About
Guided customization of your legal clinic profile — change one thing without re-running the whole cold-start interview. Adjust clinic profile, jurisdiction, supervision style, practice-area templates, semester configuration, or output safeguards. Use when the user says "change my [thing]", "new semester", "add a practice area", "update my config", or "customize".
/customize
When this runs
The user typed /legal-clinic:customize. They (usually the professor, sometimes
a student) want to change something in the clinic profile — a jurisdiction, a
supervision style, a practice-area template, a semester rollover — without
re-running the whole cold-start interview and without hand-editing YAML.
What to do
-
Read the config. Read
~/.claude/plugins/config/claude-for-legal/legal-clinic/CLAUDE.md. If the plugin config does not exist or still contains[PLACEHOLDER]values, say:You haven't run setup yet. Run
/legal-clinic:cold-start-interviewfirst — customize is for adjusting a profile you already have. -
Show the customizable map. List what's in the profile, grouped, with a one-line summary of the current value:
- Clinic profile — clinic name, host school, faculty lead, active practice areas, case type limits
- Jurisdiction — primary state, courts, agencies, local rules path
- Supervision style — informal vs. formal review queue; if formal, who reviews what before it goes out
- Practice-area templates — which templates are active (immigration, housing, small business, family, expungement, etc.) and any local overrides
- Semester — current semester, active students, rollover rules, handoff memo format
- Output safeguards — plain-language standards for client-facing outputs, deadline warning rules, privilege labeling
- Seed documents — clinic handbook, jurisdiction rules, template letters, sample memos, form libraries
- Outputs — supervisor guide format, client letter templates, memo scaffolds
- Workflow — case directories, deadline tracker location, review queue channel
- Integrations — document storage / Slack / court e-filing status, fallbacks
-
Ask what they want to change.
What would you like to adjust? Pick a section, or describe the change in your own words.
-
Make the change. Show the current value, ask for the new value, explain what changes downstream, confirm, write it to the config.
Examples:
- Adding a new practice area: "
/client-intakewill route matters of this type through the new template./draft,/memo, and/client-letterwill use the practice-area prompts./research-startwill add the corresponding Westlaw search terms." - Supervision style informal → formal review queue: "

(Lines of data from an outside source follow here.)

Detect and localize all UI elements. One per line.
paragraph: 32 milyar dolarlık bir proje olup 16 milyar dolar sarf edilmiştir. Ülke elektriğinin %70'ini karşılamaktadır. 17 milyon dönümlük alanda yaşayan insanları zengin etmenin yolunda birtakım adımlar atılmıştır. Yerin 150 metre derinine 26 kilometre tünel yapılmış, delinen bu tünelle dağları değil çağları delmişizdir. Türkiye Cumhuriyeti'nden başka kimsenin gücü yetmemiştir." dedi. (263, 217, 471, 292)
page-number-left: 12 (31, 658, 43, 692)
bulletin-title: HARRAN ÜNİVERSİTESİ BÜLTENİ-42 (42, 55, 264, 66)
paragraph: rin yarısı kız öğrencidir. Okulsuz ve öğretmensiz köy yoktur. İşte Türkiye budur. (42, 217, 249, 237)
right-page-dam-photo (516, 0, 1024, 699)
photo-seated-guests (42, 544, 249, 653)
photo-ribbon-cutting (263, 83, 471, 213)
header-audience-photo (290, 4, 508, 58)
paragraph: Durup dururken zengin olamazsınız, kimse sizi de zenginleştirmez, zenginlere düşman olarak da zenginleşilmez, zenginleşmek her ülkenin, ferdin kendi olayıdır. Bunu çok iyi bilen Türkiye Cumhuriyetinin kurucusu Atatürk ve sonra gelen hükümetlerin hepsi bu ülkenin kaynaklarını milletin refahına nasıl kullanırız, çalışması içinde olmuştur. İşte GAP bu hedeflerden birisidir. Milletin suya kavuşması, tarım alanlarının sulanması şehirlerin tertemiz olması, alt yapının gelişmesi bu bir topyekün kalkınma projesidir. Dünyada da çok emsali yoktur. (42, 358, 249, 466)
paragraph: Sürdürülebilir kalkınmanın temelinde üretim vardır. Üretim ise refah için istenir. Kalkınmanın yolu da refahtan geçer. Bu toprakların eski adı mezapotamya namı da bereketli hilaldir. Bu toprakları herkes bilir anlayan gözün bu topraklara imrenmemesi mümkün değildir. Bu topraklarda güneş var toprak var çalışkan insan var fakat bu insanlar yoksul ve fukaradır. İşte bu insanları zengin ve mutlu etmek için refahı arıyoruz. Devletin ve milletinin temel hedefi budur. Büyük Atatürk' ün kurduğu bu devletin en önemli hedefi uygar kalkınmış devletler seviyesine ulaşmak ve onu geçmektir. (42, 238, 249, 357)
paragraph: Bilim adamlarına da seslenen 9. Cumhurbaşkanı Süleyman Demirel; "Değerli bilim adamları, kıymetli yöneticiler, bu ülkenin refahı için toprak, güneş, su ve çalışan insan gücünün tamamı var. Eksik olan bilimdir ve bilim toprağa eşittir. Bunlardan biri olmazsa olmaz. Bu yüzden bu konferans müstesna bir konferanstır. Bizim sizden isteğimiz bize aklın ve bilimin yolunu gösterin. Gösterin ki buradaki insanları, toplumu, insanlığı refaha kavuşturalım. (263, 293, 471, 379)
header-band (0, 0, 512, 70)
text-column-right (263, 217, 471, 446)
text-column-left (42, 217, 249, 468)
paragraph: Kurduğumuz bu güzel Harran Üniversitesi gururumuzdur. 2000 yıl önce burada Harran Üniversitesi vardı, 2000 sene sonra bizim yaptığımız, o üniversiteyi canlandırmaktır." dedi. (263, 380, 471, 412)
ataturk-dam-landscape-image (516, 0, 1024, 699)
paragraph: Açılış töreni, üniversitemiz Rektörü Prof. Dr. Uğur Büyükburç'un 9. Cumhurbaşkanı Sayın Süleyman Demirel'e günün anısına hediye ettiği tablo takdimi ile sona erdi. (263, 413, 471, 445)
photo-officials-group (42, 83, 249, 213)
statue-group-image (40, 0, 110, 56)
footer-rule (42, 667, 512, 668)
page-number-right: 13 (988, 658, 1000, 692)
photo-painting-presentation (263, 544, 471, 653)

/supervisor-review-queuebecomes active — student output will land there for supervisor sign-off before it goes to the client." - New semester rollover: "I'll archive the prior semester's active
cases, carry forward matters you flag as continuing, and prompt the
incoming students through
/ramp."
- Adding a new practice area: "
-
Close.
Done. Your next output will reflect the change. Anything else? You can run
/legal-clinic:customizeanytime.
Guardrails
- Never delete a section. If the user wants to "drop" a practice area,
offer to mark it
[Archived]and explain that archiving keeps case history accessible but hides the template from/client-intakerouting. - Flag internal inconsistency. If the change would make the profile inconsistent (e.g., formal review queue on + informal supervision note; or practice area on + no jurisdiction rules configured), flag the tension.
- Flag guardrail degradation. These are load-bearing and should not be
removed: the "NOT final work product" framing on
/draft, plain-language standards on client-facing outputs, "does NOT decide case acceptance" on/client-intake, "NOT substantive advice" on/client-letter, and the scaffold-not-analysis framing on/memo. These exist because students ship work product — if the safeguards go, the risk of student work reaching a client without supervisor review goes up. Confirm the trade-off with the user, and if they're a student rather than the professor, suggest they discuss it with the supervisor first. - One change at a time. Don't re-ask the whole interview.